1. Suppose that F is an automorphism of G/H. Then F maps the identity coset H to some coset aH, a\in G. But this information (the element a) already determines F completely, since for any other coset we must have F(gH) = gF(H) = gaH. Denote the F that is determined in this way by the element a\in G by F_a. In order for F_a to be well defined (as the function F_a(gH) = gaH) we must have that gH = hH implies gaH = haH. Equivalently, we must have that h^{-1}g in H implies that a^{-1}h^{-1}ga in H. Equivalently we must have that h^{-1}g in H implies that h^{-1}g in aHa^{-1}. Equivalently we must have that H is contained in aHa^{-1}. Thus F_a is well defined iff a is in N_G(H). Because of these remarks, and F_a(F_b(x)) = F_{ba}(x), the function N_G(H) --> Aut(G/H) : a mapsto F_{a^{-1}} is a surjective group homomorphism. The kernel is easily seen to be H, so N_G(H)/H is isomorphic to Aut(H).

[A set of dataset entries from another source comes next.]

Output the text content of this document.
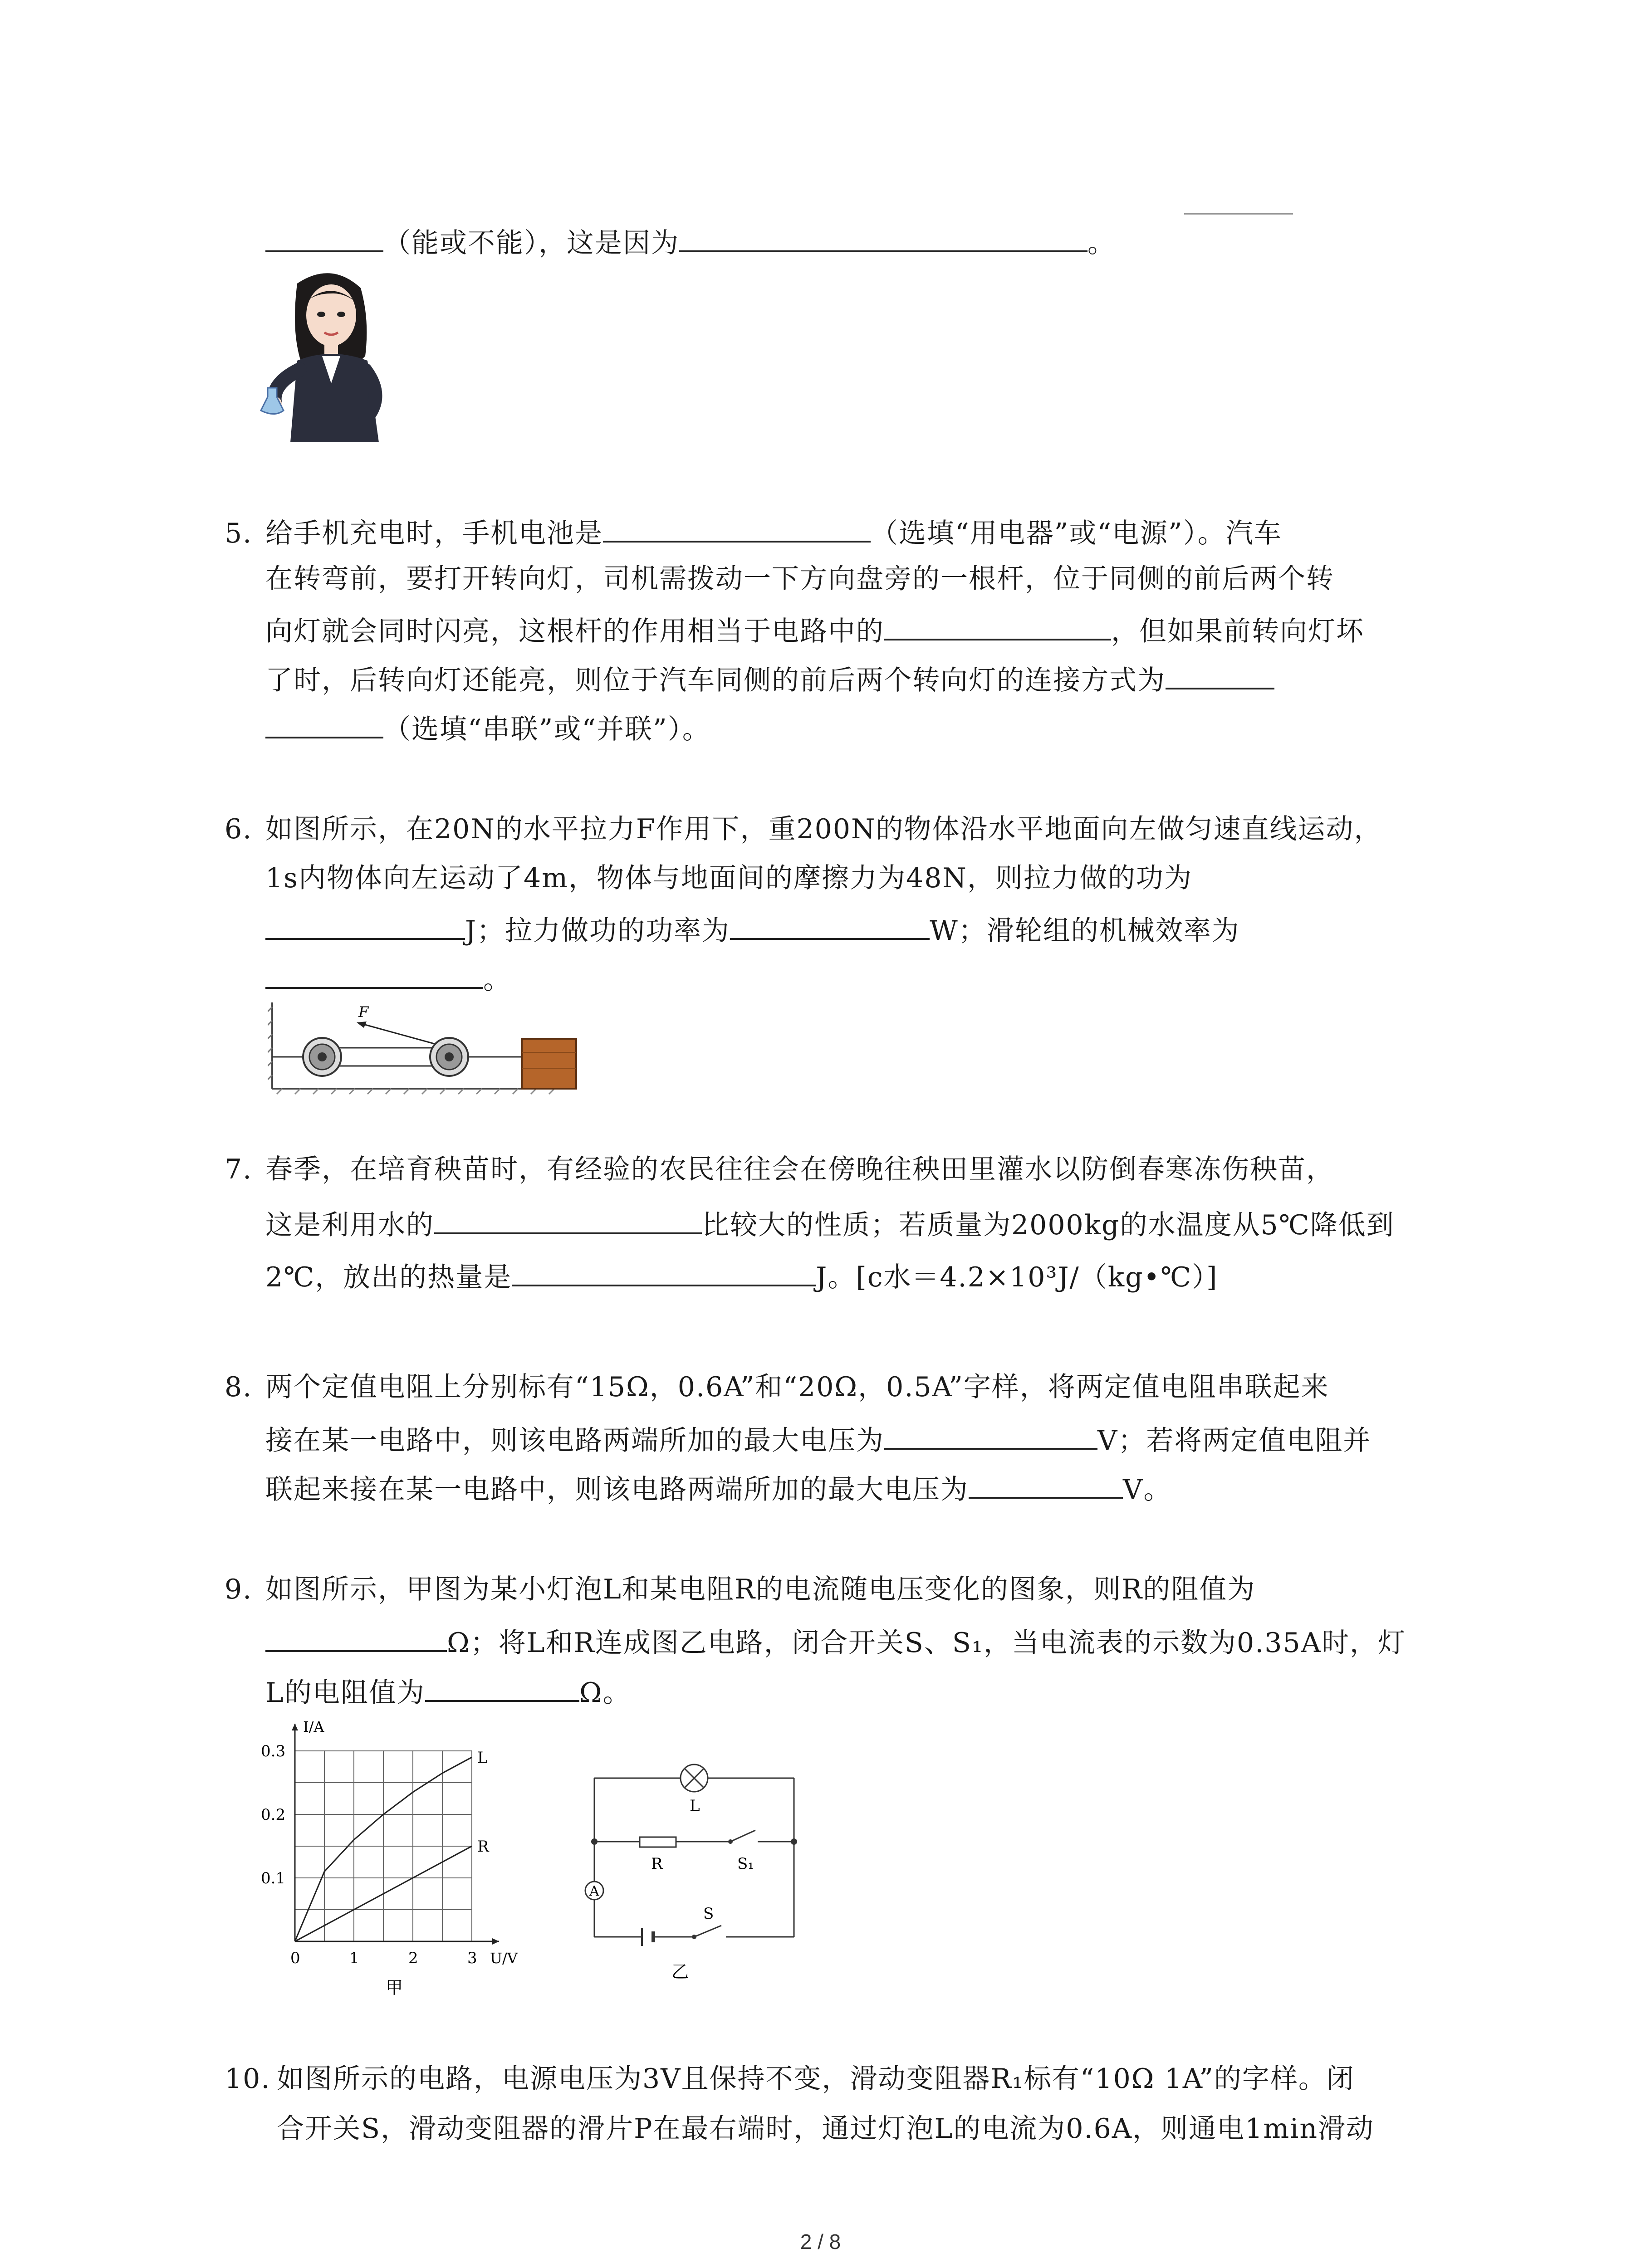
（能或不能），这是因为	。
5. 给手机充电时，手机电池是	（选填“用电器”或“电源”）。汽车
在转弯前，要打开转向灯，司机需拨动一下方向盘旁的一根杆，位于同侧的前后两个转
向灯就会同时闪亮，这根杆的作用相当于电路中的	，但如果前转向灯坏
了时，后转向灯还能亮，则位于汽车同侧的前后两个转向灯的连接方式为
（选填“串联”或“并联”）。
6. 如图所示，在20N的水平拉力F作用下，重200N的物体沿水平地面向左做匀速直线运动，
1s内物体向左运动了4m，物体与地面间的摩擦力为48N，则拉力做的功为
J；拉力做功的功率为	W；滑轮组的机械效率为
。
F
7. 春季，在培育秧苗时，有经验的农民往往会在傍晚往秧田里灌水以防倒春寒冻伤秧苗，
这是利用水的	比较大的性质；若质量为2000kg的水温度从5℃降低到
2℃，放出的热量是	J。[c水＝4.2×10³J/（kg•℃）]
8. 两个定值电阻上分别标有“15Ω，0.6A”和“20Ω，0.5A”字样，将两定值电阻串联起来
接在某一电路中，则该电路两端所加的最大电压为	V；若将两定值电阻并
联起来接在某一电路中，则该电路两端所加的最大电压为	V。
9. 如图所示，甲图为某小灯泡L和某电阻R的电流随电压变化的图象，则R的阻值为
Ω；将L和R连成图乙电路，闭合开关S、S₁，当电流表的示数为0.35A时，灯
L的电阻值为	Ω。
0	1	2	3
0.1
0.2
0.3
I/A
U/V
L
R
甲
L
R	S₁
A
S
乙
10. 如图所示的电路，电源电压为3V且保持不变，滑动变阻器R₁标有“10Ω 1A”的字样。闭
合开关S，滑动变阻器的滑片P在最右端时，通过灯泡L的电流为0.6A，则通电1min滑动
2 / 8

2. There are two abelian groups of order 18 (Z_18 and Z_3 x Z_6), and three nonabelian groups of order 18 (D_9, Z_3 x D_3, and a semidirect product of Z_3 x Z_3 by Z_2 determined by the homomorphism from Z_2 to Aut(Z_3 x Z_3) = GL_2(Z_3) that maps the nonidentity element of Z_2 to the negative of the identity matrix). This can be proved by techniques used in class.

3. G has 4 Sylow 3-subgroups, and the action by conjugation on these subgroups induces a homomorphism rho from G into S_4. Since no Sylow 3-subgroup normalizes any other, each element g of G that has order three must map to a 3-cycle. Indeed, the eight elements of G of order three must map to the eight elements of order three in S_4, so the image of rho contains the subgroup of S_4 generated by the 3-cycles. This subgroup is A_4. Thus, the image of rho can only be S_4 or A_4.

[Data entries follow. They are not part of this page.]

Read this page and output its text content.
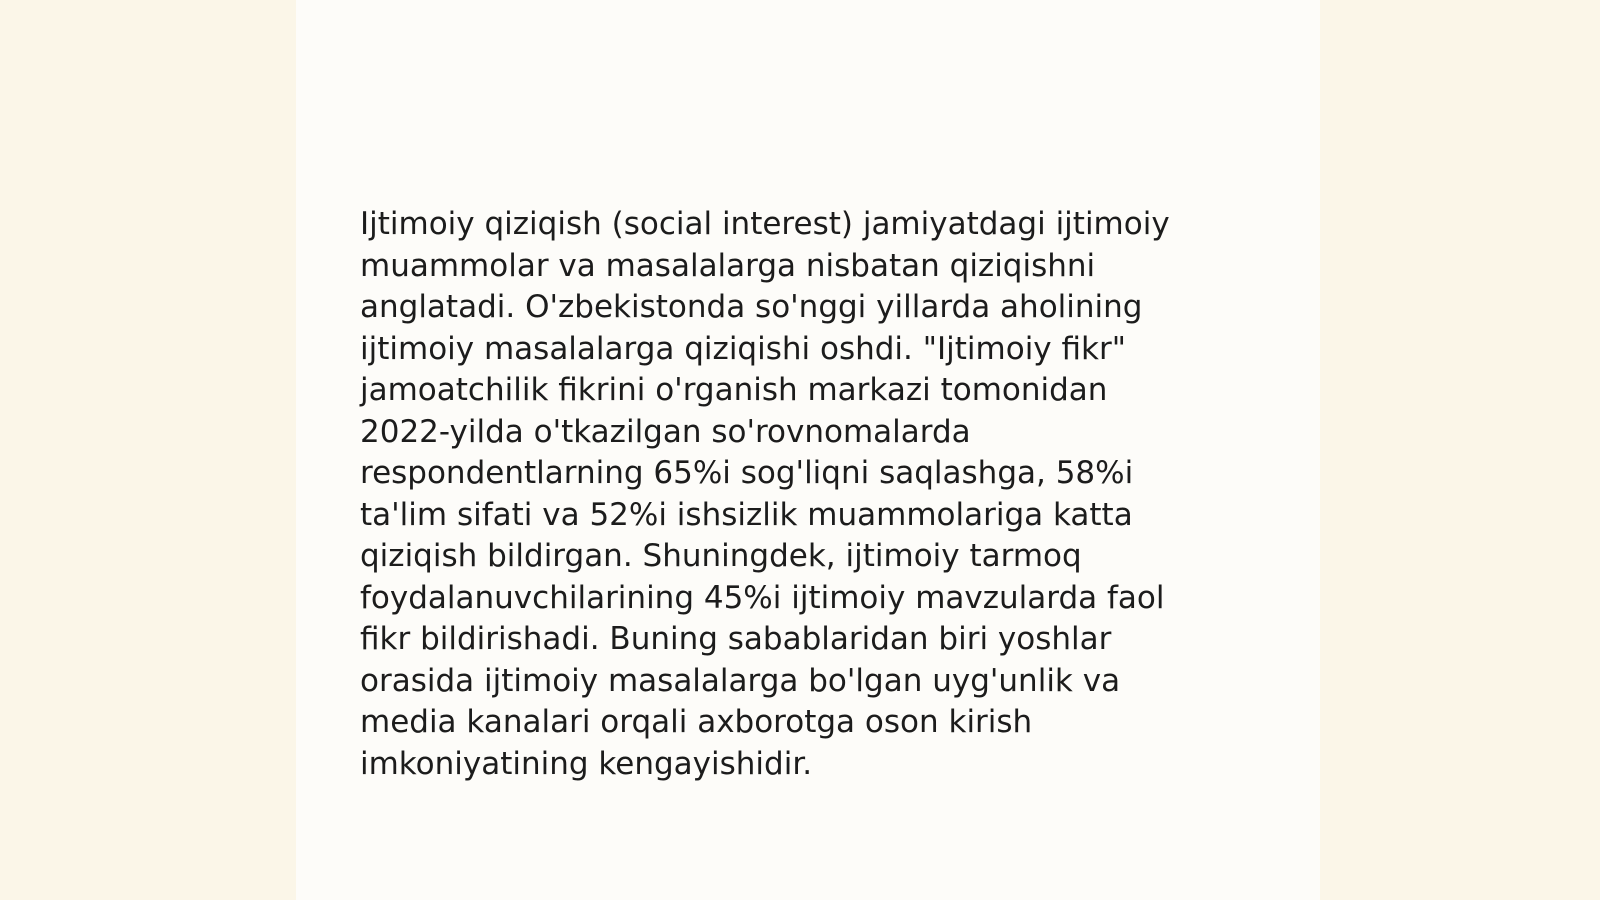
Ijtimoiy qiziqish (social interest) jamiyatdagi ijtimoiy
muammolar va masalalarga nisbatan qiziqishni
anglatadi. O'zbekistonda so'nggi yillarda aholining
ijtimoiy masalalarga qiziqishi oshdi. "Ijtimoiy fikr"
jamoatchilik fikrini o'rganish markazi tomonidan
2022-yilda o'tkazilgan so'rovnomalarda
respondentlarning 65%i sog'liqni saqlashga, 58%i
ta'lim sifati va 52%i ishsizlik muammolariga katta
qiziqish bildirgan. Shuningdek, ijtimoiy tarmoq
foydalanuvchilarining 45%i ijtimoiy mavzularda faol
fikr bildirishadi. Buning sabablaridan biri yoshlar
orasida ijtimoiy masalalarga bo'lgan uyg'unlik va
media kanalari orqali axborotga oson kirish
imkoniyatining kengayishidir.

   The conclusions up to this point were based only on the assumption that G has no normal Sylow 3 subgroup. To finish we must use the assumption that G has no normal Sylow 2 subgroup (Since A_4 x Z_2 has order 24, has no normal Sylow 3-subgroup, but is not isomorphic to S_4.)

   If the image of rho is A_4, then rho has a 2-element kernel N, and G/N is isomorphic to A_4. Since the Klein group V is a normal subgroup of order 4 in A_4, the subgroup rho^{-1}(V) is a normal subgroup of G of order 8. It would be a normal Sylow 2-subgroup of G, and by assumption there is no such subgroup. Thus rho does not have image A_4, and must therefore be an isomorphism between G and S_4.

4. 315 = 3^2*5*7. Let T be a Sylow 3-subgroup, F be a Sylow 5-subgroup, and S be a Sylow 7-subgroup. Since T is assumed to be normal, T join F is a subgroup of order 3^2*5, and this join is a semidirect product of T by F. Since |F|=5 does not divide |Aut(Z_9)|=6 or |Aut(Z_3 x Z_3)| = 48, the semidirect product is direct. Hence elements of F commute with elements of T. The same argument shows that elements of S commute with elements of T. Of course, elements of T commute with T, since T has order 9. Thus, the centralizer of T contains T, F and S, hence T is in the center of G. G/T has order 35, and every group of order 35 is cyclic. Thus, since the quotient modulo a central subgroup is cyclic, G is abelian.